What vendors told us
| Key Insight | Findings |
|---|---|
| Living with It | Everyone described experiencing heat-related symptoms throughout the summer, with most facing them almost daily. Nearly none had heard the term "heat stroke." |
| The Water Dilemma | With few toilets available nearby, many vendors intentionally reduce their water intake during the day—a practical response that quietly increases their risk of dehydration and heat-related illness. |
| Working Through It | As primary earners for their families, many vendors cannot afford to rest or take a day off, as lost income is rarely recoverable. |
| Care That's Close but Hard to Reach | Although healthcare facilities are often within walking distance, leaving their stalls means losing income, which discourages many vendors from seeking medical care. |
| Open to Information | None of the vendors had received formal guidance on heat-related health risks. When asked about preferred information sources, most identified ASHA and ANM workers. |
| Where They Go for Care | Many vendors rely on nearby private practitioners as their first point of contact for healthcare needs. |
Activation, not invention
The most encouraging conclusion is that very little of this calls for something new. Clinics exist and are close. Frontline health workers are present in these communities. The frameworks meant to protect outdoor workers from heat and the provisions meant to support vending zones, are already in place. What the vendors' experience highlights is the space between these systems and the people they are meant to reach. To close that distance, a few practical, partnership-minded steps would go a long way:
- Recognise street vendors as a heat-vulnerable group within the city's heat planning, so that a population currently between the lines becomes part of the picture.
- Bring water and toilets to vending zones, drawing on provisions that already exist and treat them as climate-health measures, because that is what they are.
- Connect frontline health workers with vendors ahead of summer, with simple materials and a few visits to vending sites, building on the in-person channel vendors already trust.
- Begin recording heat-related illness at local clinics during the hot season, so that a burden which is real but currently uncounted starts to become visible to those who plan for it.
- Include local private practitioners in heat preparedness, since they are where many vendors actually turn for care.
On World Environment Day, it is easy to talk about heat in the abstract: records, projections, degrees.
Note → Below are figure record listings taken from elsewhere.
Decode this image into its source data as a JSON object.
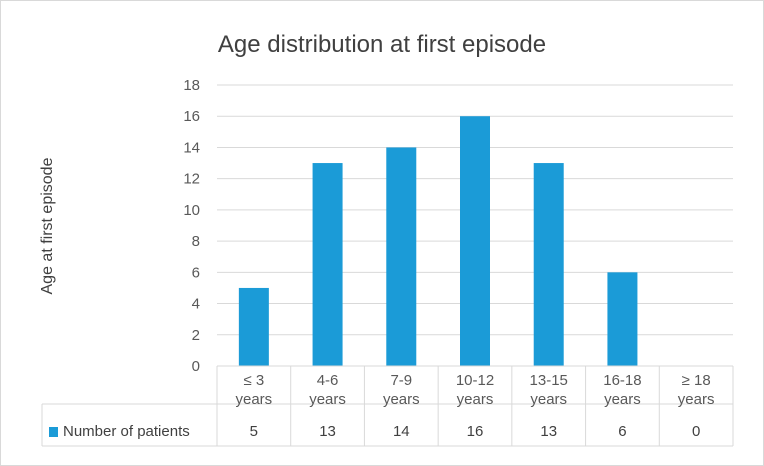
{
  "chart_data": {
    "type": "bar",
    "title": "Age distribution at first episode",
    "xlabel": "",
    "ylabel": "Age at first episode",
    "categories": [
      [
        "≤ 3",
        "years"
      ],
      [
        "4-6",
        "years"
      ],
      [
        "7-9",
        "years"
      ],
      [
        "10-12",
        "years"
      ],
      [
        "13-15",
        "years"
      ],
      [
        "16-18",
        "years"
      ],
      [
        "≥ 18",
        "years"
      ]
    ],
    "series": [
      {
        "name": "Number of patients",
        "values": [
          5,
          13,
          14,
          16,
          13,
          6,
          0
        ]
      }
    ],
    "ylim": [
      0,
      18
    ],
    "yticks": [
      0,
      2,
      4,
      6,
      8,
      10,
      12,
      14,
      16,
      18
    ],
    "grid": true,
    "legend": "data-table-left",
    "data_table": true,
    "colors": {
      "bar": "#1b9bd7",
      "grid": "#d9d9d9",
      "border": "#d9d9d9",
      "text": "#595959"
    }
  }
}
The more useful story is about who carries that heat for the rest of us, and how we reach them. In M-East Ward, that is a group of vendors who work through the hottest hours with few alternatives and little to shield them and who, with support, are very much within reach.
This piece draws on conversations with forty street vendors in M-East Ward, Mumbai, during April-May 2026, led by Dr. Anagha Devarajan, MPH student, TISS in collaboration with SNEHA’s Research team.